The next two stories hail from Swamp Thing Annual. "Brother" revives an old DC character (the titular Brother) and casts him, per Gaiman, as the "final remnant of flower power." Swamp Thing's beloved, a very pregnant Abby, makes an appearance, drawn into the government's attempts to deal with a giant-sized Brother, who's fresh from a long stint in orbit and quite out of control. Two other Swamp Thing characters, Chester Williams and Lizabeth Tremayne, also put in an appearance.
"Shaggy Dog Stories," which pairs Gaiman with Mike Mignola for the first time, wraps up the Swamp Thing stories. This brief comic features Jason Woodrue (the Floronic Man), a villain from early in Moore's stint at Swamp Thing. Here, Woodrue, accompanied by his pet . . . Venus Flytrap, Milton, has come to petition the Erl-Kings for the answer to some questions. Of course, you don't always get what you want, and Woodrue departs the Green sans Milton, or any definitive answers. In the introduction, Gaiman says this story would've been the beginning to "a huge and strange storyline" had he actually taken over Swamp Thing.

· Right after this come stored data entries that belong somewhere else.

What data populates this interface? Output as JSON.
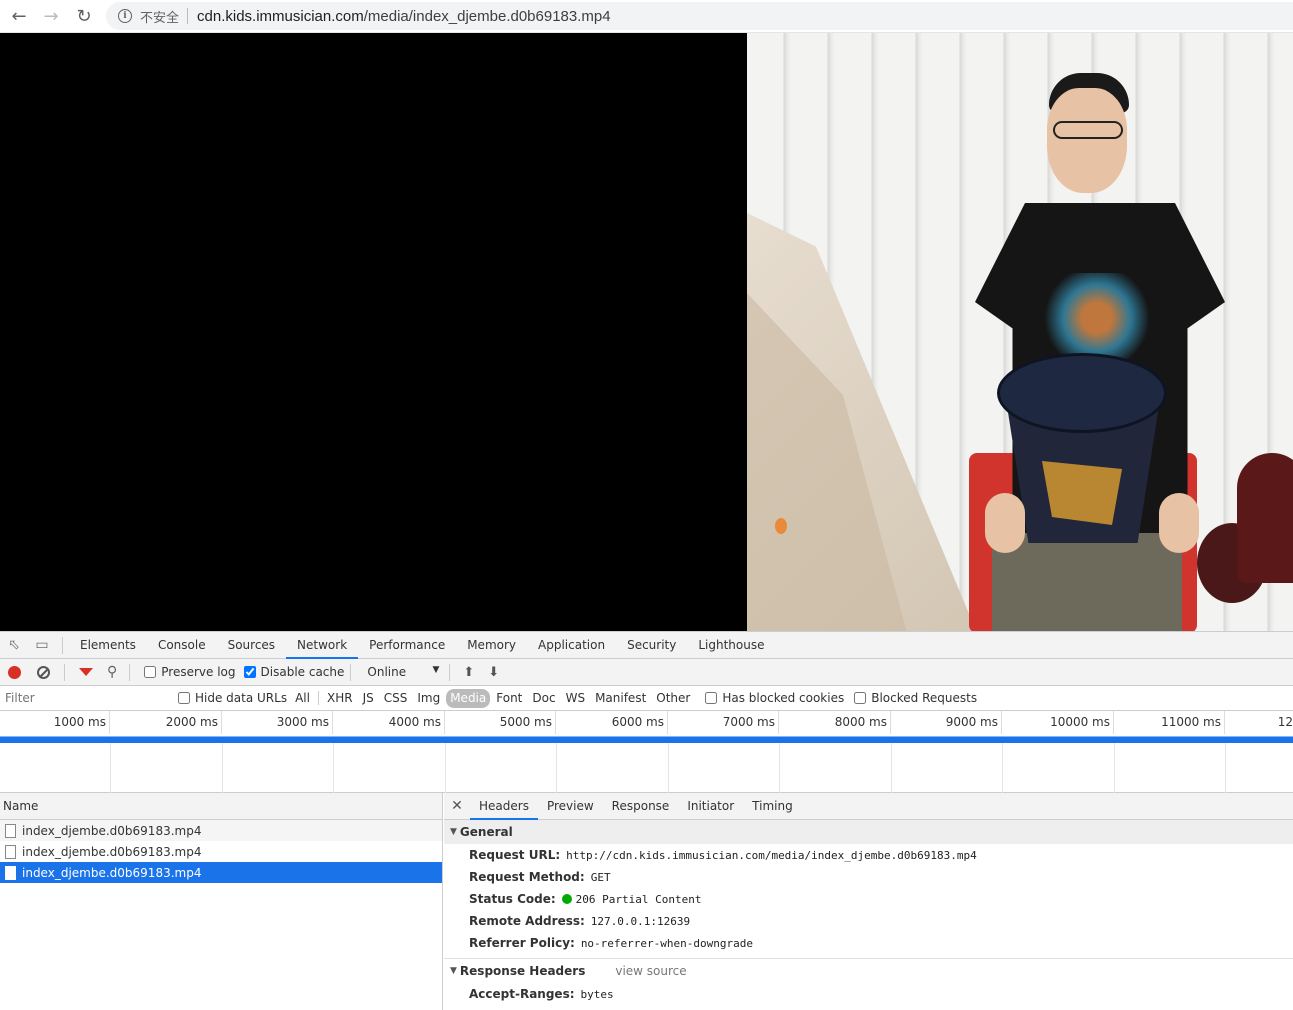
{
  "browser": {
    "security_label": "不安全",
    "url_host": "cdn.kids.immusician.com",
    "url_path": "/media/index_djembe.d0b69183.mp4"
  },
  "devtools": {
    "tabs": [
      "Elements",
      "Console",
      "Sources",
      "Network",
      "Performance",
      "Memory",
      "Application",
      "Security",
      "Lighthouse"
    ],
    "active_tab": "Network",
    "toolbar": {
      "preserve_log": "Preserve log",
      "disable_cache": "Disable cache",
      "throttle": "Online"
    },
    "filter": {
      "placeholder": "Filter",
      "hide_data_urls": "Hide data URLs",
      "types": [
        "All",
        "XHR",
        "JS",
        "CSS",
        "Img",
        "Media",
        "Font",
        "Doc",
        "WS",
        "Manifest",
        "Other"
      ],
      "active_type": "Media",
      "has_blocked_cookies": "Has blocked cookies",
      "blocked_requests": "Blocked Requests"
    },
    "timeline_ticks": [
      "1000 ms",
      "2000 ms",
      "3000 ms",
      "4000 ms",
      "5000 ms",
      "6000 ms",
      "7000 ms",
      "8000 ms",
      "9000 ms",
      "10000 ms",
      "11000 ms",
      "12"
    ],
    "list": {
      "header": "Name",
      "rows": [
        "index_djembe.d0b69183.mp4",
        "index_djembe.d0b69183.mp4",
        "index_djembe.d0b69183.mp4"
      ]
    },
    "detail": {
      "tabs": [
        "Headers",
        "Preview",
        "Response",
        "Initiator",
        "Timing"
      ],
      "general_title": "General",
      "general": [
        {
          "k": "Request URL:",
          "v": "http://cdn.kids.immusician.com/media/index_djembe.d0b69183.mp4"
        },
        {
          "k": "Request Method:",
          "v": "GET"
        },
        {
          "k": "Status Code:",
          "v": "206 Partial Content"
        },
        {
          "k": "Remote Address:",
          "v": "127.0.0.1:12639"
        },
        {
          "k": "Referrer Policy:",
          "v": "no-referrer-when-downgrade"
        }
      ],
      "response_headers_title": "Response Headers",
      "view_source": "view source",
      "response_headers": [
        {
          "k": "Accept-Ranges:",
          "v": "bytes"
        }
      ]
    }
  }
}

As it is, it's an amusing standalone.
Next up is issue 27 of Hellblazer, "Hold Me," which Gaiman states in is perhaps his favorite of the short stories he's written And while it may not be the unwritten story he teases us about in the intro to "Jack in the Green" (involving John Constantine and the contents of his fridge), it is marvelous, capturing John's isolation and need to connect -- much like anyone else -- poignantly. Stephen Bissette's art is a great complement to Gaiman's story of a homeless man so desperate for human contact and affection he lingers beyond death.
Closing out the volume is a longer story, "Midnight Days," a tale of two different Sandman Gaiman worked on with Matt Wagner (art by Teddy Kristiansen). The time is 1939 -- Morpheus, Dream -- is still a captive of Roderick and Alex Burgess at Fawney Rigg, as laid out in Gaiman's original Sandman. This leaves Wesley Dodds, the Golden Age Sandman, as the story's primary character. Dodd has come to England ostensibly on the trail of a case, but also to hopefully run into his ex-girlfriend Dian who's working at a charity. Dodd's case, Dian's social life -- and Dream -- cross paths at an exclusive party at Fawney Rigg, where mysterious things are indeed afoot. The tone of "Midnight Days" is (thanks in large part to Kristiansen's art) moody and atmospheric, and Dodds is a mild-mannered, but engaging, character.
One doesn't need to be a Gaiman completist to enjoy "Midnight Days." Fans of Hellblazer and Swamp Thing should also find this collection of "curiosities and oddments" quite delightful.